# Toro 1132 Powershift gearbox lube



## jonsjunque (Sep 6, 2011)

Hello,

First post here....

Have an older Toro 1132 Powershift Snowblower.

While tipped up for storage, lube oil leaked out of input shaft to transmission.

It appears there is no fill plug to add lube.

I have a manual and will drop the tranny unless someone can advise different.

I intend to replace the input and output bearings and drain old lube and replace with new.

Questions are; What is proper lube to use in this gearbox?

Can Tranny halves be parted without removing upper linkage arms (held in by roll pins)

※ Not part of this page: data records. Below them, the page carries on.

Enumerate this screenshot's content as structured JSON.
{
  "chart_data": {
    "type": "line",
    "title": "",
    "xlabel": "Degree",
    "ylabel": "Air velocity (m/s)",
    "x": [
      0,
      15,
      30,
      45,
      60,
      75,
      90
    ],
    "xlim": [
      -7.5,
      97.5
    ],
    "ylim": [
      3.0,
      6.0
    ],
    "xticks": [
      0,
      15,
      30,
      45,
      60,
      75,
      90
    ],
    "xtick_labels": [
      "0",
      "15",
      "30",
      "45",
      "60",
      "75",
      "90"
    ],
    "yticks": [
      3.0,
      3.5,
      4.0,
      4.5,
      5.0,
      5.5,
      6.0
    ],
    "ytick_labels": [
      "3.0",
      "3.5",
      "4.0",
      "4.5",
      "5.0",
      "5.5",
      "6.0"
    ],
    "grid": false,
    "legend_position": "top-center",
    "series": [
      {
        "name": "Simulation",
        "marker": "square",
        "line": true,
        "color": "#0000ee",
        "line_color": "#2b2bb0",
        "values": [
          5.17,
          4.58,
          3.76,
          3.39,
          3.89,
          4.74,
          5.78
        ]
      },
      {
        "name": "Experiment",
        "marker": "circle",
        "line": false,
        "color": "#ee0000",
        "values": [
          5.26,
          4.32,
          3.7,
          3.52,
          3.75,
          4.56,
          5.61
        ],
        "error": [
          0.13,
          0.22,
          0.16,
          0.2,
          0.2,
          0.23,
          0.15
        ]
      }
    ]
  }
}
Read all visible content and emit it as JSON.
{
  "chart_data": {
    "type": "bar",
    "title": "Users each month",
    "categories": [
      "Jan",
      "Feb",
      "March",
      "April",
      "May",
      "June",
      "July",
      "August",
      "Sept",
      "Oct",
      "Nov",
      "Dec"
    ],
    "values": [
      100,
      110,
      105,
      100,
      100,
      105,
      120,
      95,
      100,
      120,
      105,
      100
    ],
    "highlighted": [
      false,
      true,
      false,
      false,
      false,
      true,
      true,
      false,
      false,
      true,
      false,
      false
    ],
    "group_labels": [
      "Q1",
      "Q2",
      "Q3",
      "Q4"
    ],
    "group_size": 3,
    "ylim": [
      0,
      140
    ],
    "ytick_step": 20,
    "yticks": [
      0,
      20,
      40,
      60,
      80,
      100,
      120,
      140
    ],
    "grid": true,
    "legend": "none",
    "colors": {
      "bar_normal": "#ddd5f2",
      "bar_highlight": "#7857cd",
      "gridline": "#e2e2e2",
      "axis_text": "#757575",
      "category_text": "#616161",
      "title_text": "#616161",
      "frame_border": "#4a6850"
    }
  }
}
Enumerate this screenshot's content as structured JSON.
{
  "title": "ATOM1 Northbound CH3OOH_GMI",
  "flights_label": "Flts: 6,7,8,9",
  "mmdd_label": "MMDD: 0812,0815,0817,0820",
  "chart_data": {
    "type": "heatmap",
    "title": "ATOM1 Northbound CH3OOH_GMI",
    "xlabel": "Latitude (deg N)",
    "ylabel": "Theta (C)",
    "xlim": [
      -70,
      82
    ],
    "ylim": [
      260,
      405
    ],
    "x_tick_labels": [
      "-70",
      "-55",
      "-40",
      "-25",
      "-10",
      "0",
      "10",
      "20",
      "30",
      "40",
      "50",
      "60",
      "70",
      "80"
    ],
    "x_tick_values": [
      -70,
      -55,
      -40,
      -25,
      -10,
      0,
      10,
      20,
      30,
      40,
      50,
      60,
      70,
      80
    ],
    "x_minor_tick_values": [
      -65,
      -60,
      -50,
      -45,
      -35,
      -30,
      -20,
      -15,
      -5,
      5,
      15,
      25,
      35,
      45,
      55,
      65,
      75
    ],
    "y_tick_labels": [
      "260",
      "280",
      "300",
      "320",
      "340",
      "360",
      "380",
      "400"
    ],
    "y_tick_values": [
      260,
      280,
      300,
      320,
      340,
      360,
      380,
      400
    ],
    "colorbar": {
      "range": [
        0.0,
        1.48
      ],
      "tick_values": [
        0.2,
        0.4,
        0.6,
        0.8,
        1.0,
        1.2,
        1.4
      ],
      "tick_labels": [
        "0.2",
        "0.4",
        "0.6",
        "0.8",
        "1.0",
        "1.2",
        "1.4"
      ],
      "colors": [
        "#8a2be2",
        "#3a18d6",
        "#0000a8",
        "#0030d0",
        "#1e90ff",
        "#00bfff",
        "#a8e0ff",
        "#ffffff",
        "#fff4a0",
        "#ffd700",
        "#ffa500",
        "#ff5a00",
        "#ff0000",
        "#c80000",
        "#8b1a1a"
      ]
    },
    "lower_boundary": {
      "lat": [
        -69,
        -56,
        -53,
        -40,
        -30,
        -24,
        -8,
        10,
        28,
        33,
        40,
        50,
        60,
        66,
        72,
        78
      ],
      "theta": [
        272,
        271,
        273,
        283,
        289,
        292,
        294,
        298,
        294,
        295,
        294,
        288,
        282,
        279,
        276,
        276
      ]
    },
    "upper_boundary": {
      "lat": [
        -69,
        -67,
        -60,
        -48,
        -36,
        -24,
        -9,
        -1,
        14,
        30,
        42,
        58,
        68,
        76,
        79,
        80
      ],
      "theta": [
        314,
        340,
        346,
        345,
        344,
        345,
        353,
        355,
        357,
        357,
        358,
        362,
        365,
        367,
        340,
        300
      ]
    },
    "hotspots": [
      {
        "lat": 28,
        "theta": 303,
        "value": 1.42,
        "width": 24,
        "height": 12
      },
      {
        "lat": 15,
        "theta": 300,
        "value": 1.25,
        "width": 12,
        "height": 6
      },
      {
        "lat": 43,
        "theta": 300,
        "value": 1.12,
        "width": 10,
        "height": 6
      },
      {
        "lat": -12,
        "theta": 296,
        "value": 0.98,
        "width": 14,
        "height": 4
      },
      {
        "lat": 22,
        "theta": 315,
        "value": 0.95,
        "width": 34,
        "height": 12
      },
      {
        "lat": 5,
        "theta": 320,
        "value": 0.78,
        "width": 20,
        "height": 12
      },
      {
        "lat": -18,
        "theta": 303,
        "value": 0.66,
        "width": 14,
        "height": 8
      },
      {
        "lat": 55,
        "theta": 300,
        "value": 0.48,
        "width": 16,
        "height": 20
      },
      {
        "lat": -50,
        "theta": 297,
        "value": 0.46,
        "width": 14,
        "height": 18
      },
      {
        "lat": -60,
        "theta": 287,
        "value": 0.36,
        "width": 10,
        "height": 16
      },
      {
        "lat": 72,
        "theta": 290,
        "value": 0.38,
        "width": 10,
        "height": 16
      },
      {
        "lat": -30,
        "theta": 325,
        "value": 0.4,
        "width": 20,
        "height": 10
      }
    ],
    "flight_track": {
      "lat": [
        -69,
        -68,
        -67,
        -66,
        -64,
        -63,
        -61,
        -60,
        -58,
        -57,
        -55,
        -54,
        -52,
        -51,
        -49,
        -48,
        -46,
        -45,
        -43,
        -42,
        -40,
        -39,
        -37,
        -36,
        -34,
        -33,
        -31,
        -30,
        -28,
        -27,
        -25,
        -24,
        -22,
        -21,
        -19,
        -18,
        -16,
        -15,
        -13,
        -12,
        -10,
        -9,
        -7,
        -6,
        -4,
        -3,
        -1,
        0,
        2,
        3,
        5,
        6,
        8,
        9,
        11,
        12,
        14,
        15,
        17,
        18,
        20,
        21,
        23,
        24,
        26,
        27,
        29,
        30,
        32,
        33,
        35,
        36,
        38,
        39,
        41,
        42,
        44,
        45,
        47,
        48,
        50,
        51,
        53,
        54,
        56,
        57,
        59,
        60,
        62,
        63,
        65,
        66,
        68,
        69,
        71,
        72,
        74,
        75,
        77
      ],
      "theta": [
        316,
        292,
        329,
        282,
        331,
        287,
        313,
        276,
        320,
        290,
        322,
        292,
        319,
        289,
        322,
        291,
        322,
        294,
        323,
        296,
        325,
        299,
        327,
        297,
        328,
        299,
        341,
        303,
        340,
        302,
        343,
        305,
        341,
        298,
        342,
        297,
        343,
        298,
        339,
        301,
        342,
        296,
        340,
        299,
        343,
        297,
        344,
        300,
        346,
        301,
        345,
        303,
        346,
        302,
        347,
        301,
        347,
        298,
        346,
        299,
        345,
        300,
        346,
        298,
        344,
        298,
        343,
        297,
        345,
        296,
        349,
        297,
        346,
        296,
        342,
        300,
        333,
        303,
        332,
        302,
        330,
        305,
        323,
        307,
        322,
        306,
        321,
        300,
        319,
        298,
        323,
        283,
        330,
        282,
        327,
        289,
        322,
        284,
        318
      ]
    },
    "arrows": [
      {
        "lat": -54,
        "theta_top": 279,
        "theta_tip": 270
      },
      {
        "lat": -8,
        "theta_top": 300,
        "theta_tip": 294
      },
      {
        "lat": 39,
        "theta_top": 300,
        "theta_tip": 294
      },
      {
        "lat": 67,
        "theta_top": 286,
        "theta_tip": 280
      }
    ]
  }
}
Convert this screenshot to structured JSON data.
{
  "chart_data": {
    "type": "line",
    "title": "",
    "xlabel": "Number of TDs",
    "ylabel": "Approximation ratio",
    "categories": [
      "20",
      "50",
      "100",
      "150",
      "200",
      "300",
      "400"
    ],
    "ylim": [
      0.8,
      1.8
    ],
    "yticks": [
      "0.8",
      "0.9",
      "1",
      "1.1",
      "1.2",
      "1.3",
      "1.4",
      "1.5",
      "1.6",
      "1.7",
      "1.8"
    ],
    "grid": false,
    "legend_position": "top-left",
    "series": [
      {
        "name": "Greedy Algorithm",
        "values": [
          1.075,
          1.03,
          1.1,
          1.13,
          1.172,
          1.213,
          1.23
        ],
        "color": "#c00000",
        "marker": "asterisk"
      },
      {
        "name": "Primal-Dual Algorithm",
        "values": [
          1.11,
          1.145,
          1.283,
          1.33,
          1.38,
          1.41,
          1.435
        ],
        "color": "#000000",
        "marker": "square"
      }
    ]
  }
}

It appears to be a typical 90 weight gear lube.

John


----------



## jnovak01 (Nov 23, 2011)

I had one of these and placed 90 wt oil in the gearbox.
Actually a lighter grade will do as this gearbox was actually from another product TORO made and they placed it in the 1132's 1232's etc.
They are nice machines, but quirkly.
I don't have mine anymore but I did like it for what I paid for it.


----------



## UNDERTAKER (Dec 30, 2013)

jonsjunque said:


> hello,
> 
> first post here....
> 
> ...


 the trans gets lubrplate mag-1 grease


----------



## nt40lanman (Dec 31, 2012)

I just replaced some gears in one. Powershift93 is right, it's (supposed to be) full of lubriplate white lithium grease. There's no seals so if you use gear oil it'll come out sooner or later, and there's no fill plug. If something came out, it could be a little oil separated out of the grease.


----------